Dat heeft het gerechtshof Amsterdam vandaag beslist in het hoger beroep dat was ingesteld tegen een vonnis van de rechtbank Amsterdam van 14 december 2016. De rechtbank had de vordering van de staat Oekraïne tot afgifte ook al toegewezen, maar op andere gronden dan het hof nu.

Krimschatten
Zowel de staat Oekraïne als vier Krimmusea maken aanspraak op de Krimschatten, oudheidkundige objecten, museumstukken, die het APM in 2014 van de Krimmusea in bruikleen kreeg voor een tentoonstelling. Ten tijde van de afscheiding van Oekraïne en de aansluiting bij Rusland van de Krim in 2014 waren de objecten nog bij het APM in Amsterdam.

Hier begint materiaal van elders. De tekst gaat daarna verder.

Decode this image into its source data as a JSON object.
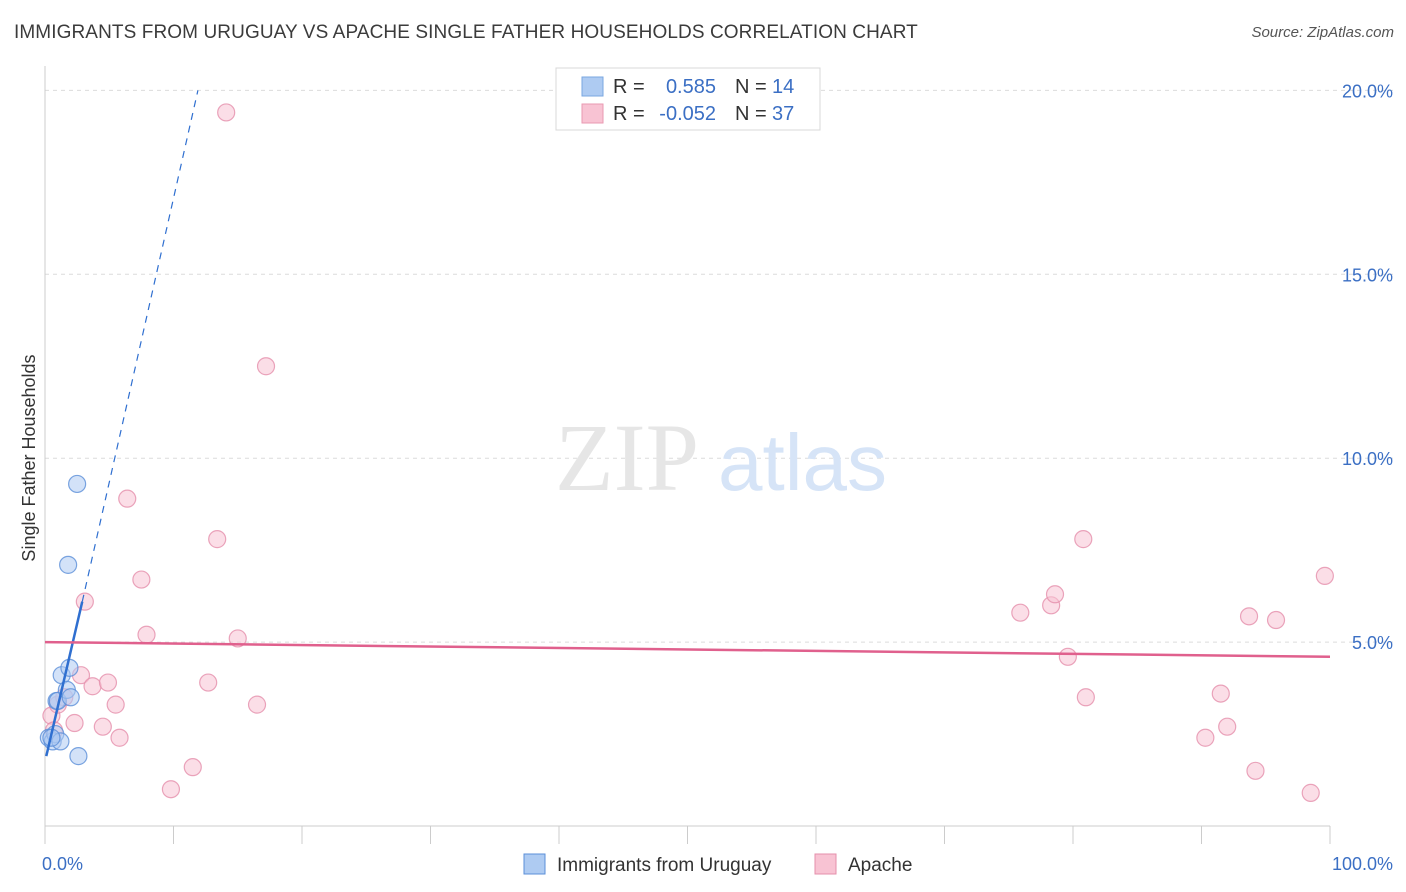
{
  "header": {
    "title": "IMMIGRANTS FROM URUGUAY VS APACHE SINGLE FATHER HOUSEHOLDS CORRELATION CHART",
    "source": "Source: ZipAtlas.com"
  },
  "watermark": {
    "zip": "ZIP",
    "atlas": "atlas"
  },
  "chart_data": {
    "type": "scatter",
    "ylabel": "Single Father Households",
    "xlim": [
      0,
      100
    ],
    "ylim": [
      0,
      20.5
    ],
    "x_tick_labels": [
      {
        "value": 0,
        "label": "0.0%"
      },
      {
        "value": 100,
        "label": "100.0%"
      }
    ],
    "x_minor_ticks": [
      0,
      10,
      20,
      30,
      40,
      50,
      60,
      70,
      80,
      90,
      100
    ],
    "y_ticks": [
      {
        "value": 5,
        "label": "5.0%"
      },
      {
        "value": 10,
        "label": "10.0%"
      },
      {
        "value": 15,
        "label": "15.0%"
      },
      {
        "value": 20,
        "label": "20.0%"
      }
    ],
    "grid": true,
    "legend_position": "top-center",
    "stats_legend": [
      {
        "r_label": "R =",
        "r_value": "0.585",
        "n_label": "N =",
        "n_value": "14",
        "color": "#aecbf2",
        "stroke": "#7aa7e0"
      },
      {
        "r_label": "R =",
        "r_value": "-0.052",
        "n_label": "N =",
        "n_value": "37",
        "color": "#f8c3d3",
        "stroke": "#e99ab2"
      }
    ],
    "series": [
      {
        "name": "Immigrants from Uruguay",
        "color": "#aecbf2",
        "stroke": "#5b8fd8",
        "line_color": "#2f6fd0",
        "trend": {
          "solid": [
            [
              0.1,
              1.9
            ],
            [
              2.9,
              6.1
            ]
          ],
          "dashed": [
            [
              2.9,
              6.1
            ],
            [
              11.9,
              20.0
            ]
          ]
        },
        "points": [
          [
            0.3,
            2.4
          ],
          [
            0.6,
            2.3
          ],
          [
            0.8,
            2.5
          ],
          [
            0.9,
            3.4
          ],
          [
            1.0,
            3.4
          ],
          [
            1.2,
            2.3
          ],
          [
            1.3,
            4.1
          ],
          [
            1.7,
            3.7
          ],
          [
            1.8,
            7.1
          ],
          [
            1.9,
            4.3
          ],
          [
            2.0,
            3.5
          ],
          [
            2.5,
            9.3
          ],
          [
            2.6,
            1.9
          ],
          [
            0.5,
            2.4
          ]
        ]
      },
      {
        "name": "Apache",
        "color": "#f8c3d3",
        "stroke": "#e58fab",
        "line_color": "#e0608d",
        "trend": {
          "solid": [
            [
              0,
              5.0
            ],
            [
              100,
              4.6
            ]
          ]
        },
        "points": [
          [
            0.5,
            3.0
          ],
          [
            0.7,
            2.6
          ],
          [
            1.0,
            3.3
          ],
          [
            1.5,
            3.5
          ],
          [
            2.3,
            2.8
          ],
          [
            2.8,
            4.1
          ],
          [
            3.1,
            6.1
          ],
          [
            3.7,
            3.8
          ],
          [
            4.5,
            2.7
          ],
          [
            4.9,
            3.9
          ],
          [
            5.5,
            3.3
          ],
          [
            5.8,
            2.4
          ],
          [
            6.4,
            8.9
          ],
          [
            7.5,
            6.7
          ],
          [
            7.9,
            5.2
          ],
          [
            9.8,
            1.0
          ],
          [
            11.5,
            1.6
          ],
          [
            12.7,
            3.9
          ],
          [
            13.4,
            7.8
          ],
          [
            14.1,
            19.4
          ],
          [
            15.0,
            5.1
          ],
          [
            16.5,
            3.3
          ],
          [
            17.2,
            12.5
          ],
          [
            75.9,
            5.8
          ],
          [
            78.3,
            6.0
          ],
          [
            78.6,
            6.3
          ],
          [
            79.6,
            4.6
          ],
          [
            80.8,
            7.8
          ],
          [
            81.0,
            3.5
          ],
          [
            90.3,
            2.4
          ],
          [
            91.5,
            3.6
          ],
          [
            92.0,
            2.7
          ],
          [
            93.7,
            5.7
          ],
          [
            94.2,
            1.5
          ],
          [
            95.8,
            5.6
          ],
          [
            98.5,
            0.9
          ],
          [
            99.6,
            6.8
          ]
        ]
      }
    ]
  }
}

Zowel de Staat Oekraïne als de Krimmusea vorderden afgifte. Voor het APM was onduidelijk aan wie het de objecten moet teruggeven en daarom heeft het de stukken onder zich gehouden totdat de zaak door de rechter zal zijn beslist.

Erfgoedwet niet van toepassing
Eerder besliste de rechtbank Amsterdam dat de Krimschatten op grond van de Erfgoedwet moeten worden afgegeven aan de staat Oekraïne. Het hof oordeelt nu anders. De Erfgoedwet is niet van toepassing op deze situatie, waarbij de museumstukken immers met geldige exportvergunningen, afgegeven door het bevoegd gezag, eerst naar Duitsland en toen naar Nederland zijn gebracht. Dat betekent dat de Staat Oekraïne de Krimschatten niet op grond van de Erfgoedwet kan opeisen.

Eigendom niet beslissend
De objecten die behoren tot de collectie van Tauric Chersonesos, een van de 4 musea, zijn eigendom van de staat Oekraïne. Van de andere objecten, uit de collecties van de andere 3 musea, heeft het hof niet kunnen vaststellen of de staat Oekraïne eigenaar is. Het is echter niet nodig dat vast komt te staan of de staat Oekraïne of de Autonome Republiek van de Krim eigenaar is. Dat maakt in dit geval niet uit voor de beslissing aan wie de museumstukken moeten worden afgegeven, en dat is de beslissing die van het hof wordt gevraagd.

Museumwet Oekraïne
Hoewel de museumstukken afkomstig zijn uit de Krim en in zoverre ook als Krims erfgoed zijn te beschouwen, maken zij deel uit van het cultureel erfgoed van Oekraïne zoals deze laatste sinds 1991 als onafhankelijke staat heeft bestaan. De museumstukken behoren tot het publieke deel van het Museumfonds van de staat Oekraïne. Het cultureel belang bij het behoud van de museumstukken moet als zwaarwegend openbaar belang van de Staat Oekraïne worden beschouwd. De Staat Oekraïne heeft dit belang gewaarborgd door in 1995 de Museumwet in te voeren, die een beschermend regime inhoudt. De Museumwet is mede bedoeld om te voorkomen dat museumstukken als deze buiten de invloedssfeer van de Staat Oekraïne raken, ook als de museumstukken wel blijven bestaan en onbeschadigd blijven. Het gevaar dat dit gebeurt bestaat nu.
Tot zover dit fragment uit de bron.